During our stay at Rancho Primavera we made several trips to other habitats. We visited the thorn forest and its endemic-rich avifauna, the pines and oaks of La Bascula, the rich agricultural and marshy areas of Cruz de Loreto, the mangroves and estuaries of the coast and, of course, the forest, pasture, and ponds of Rancho Primavera. The fruiting fig trees are one of the highlights of any Rancho Primavera visit. This year, one tree along the entrance road was in fruit. On our first afternoon this tree hosted a pile of Rufous-backed Robins and a few White-throated Robins, as well as tanagers, orioles, flycatchers, and kingbirds. Dodie found our Red-breasted Chat, a prize of the thorn forest.
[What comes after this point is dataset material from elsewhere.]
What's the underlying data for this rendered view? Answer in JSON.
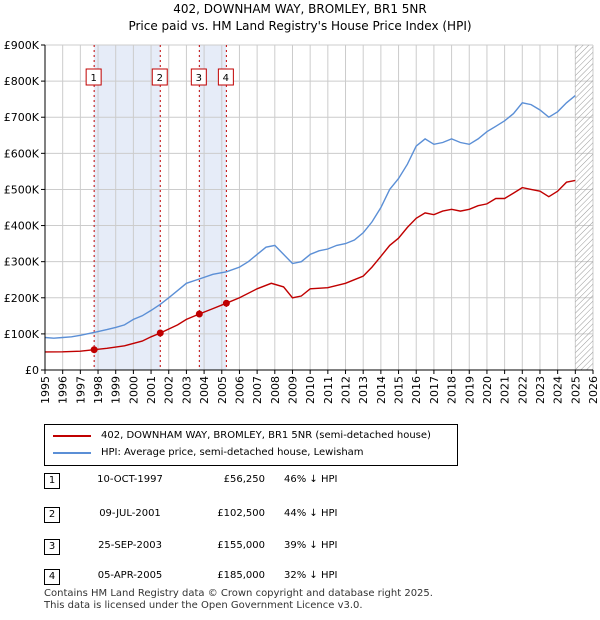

Not to be outdone, the Orange-breasted Buntings put on a show too. Flammulated Flycatcher was another endemic that popped out for us during a stop which was intended for Nutting’s Flycatcher. Our first Citreoline Trogon was in a fruiting fig at a little side road.

After our thorn forest birding we enjoyed a long, leisurely lunch at Tehua. Then we were off to Aquiles Serdan and a small estuary there. The Collared Plovers were running around on the sand as expected. In the town, just past the soccer fields, there was a color-banded Least Sandpiper running around with the other shorebirds. I haven't tracked its origin yet, but I will keep you informed.

In the pines and oaks it took two mornings, but we finally got all the good birds. The highlight had to be on our second morning when a female Sparkling-tailed Hummingbird was gnatting in the early morning sun. Also on day two in the pines was a male Gray-collared Becard. Coming more easily on day one were Gray-crowned Woodpecker, Spotted Wren, Black-headed Siskin, White-striped Woodcreeper, and a Blue Mockingbird. Down in the hot country of Cruz de Loreto we had an amazing encounter with a Bare-throated Tiger-Heron, which eventually tolerated our presence to allow for great scope views. Roadside Hawk and Mangrove Swallows made the list down in Cruz de Loreto.

Our final morning's drive was interrupted in southern Puerto Vallarta, a welcome interruption. A Citreoline Trogon, then two, sat on a wire over the road. We zipped in and parked, only to discover a tree full of birds. Our best discovery here was not the trogons, but a couple of West Mexican Chachalacas. Everybody had great scope views of yet another Mexican endemic. After several minutes of "oohs” and “aahs" we had to proceed north.

Our next stop was in the Nuevo Vallarta area. A little patch of scrub and a few trees produced two more endemics. We called in, for excellent views, several Elegant Quail with their amazing headdress of rufous feathers. Next, on cue, as if just released from a stagehand (VENT does not do that or condone it), the Mexican Parrotlets zoomed into the fruiting fig. From there they melted into the fig, and after several minutes we couldn't find one. A little further north we stopped at Laguna Quelele, a great birding lagoon. Here we heard yet another Collared Forest-Falcon, and a Peregrine and a Cooper's Hawk zipped through the sky, no doubt terrorizing the hordes of ducks and shorebirds. There was a tree full of Roseate Spoonbills and a couple of very cooperative, massively billed Boat-billed Herons. Into the mangroves we went on a crab hole riddled trail. Just after I pointed and said, "These small gaps are where you might see Rufous-necked Wood-Rail," a Rufous-necked Wood-Rail obligingly walked through! Most folks enjoyed decent silhouette views of this mangrove skulker.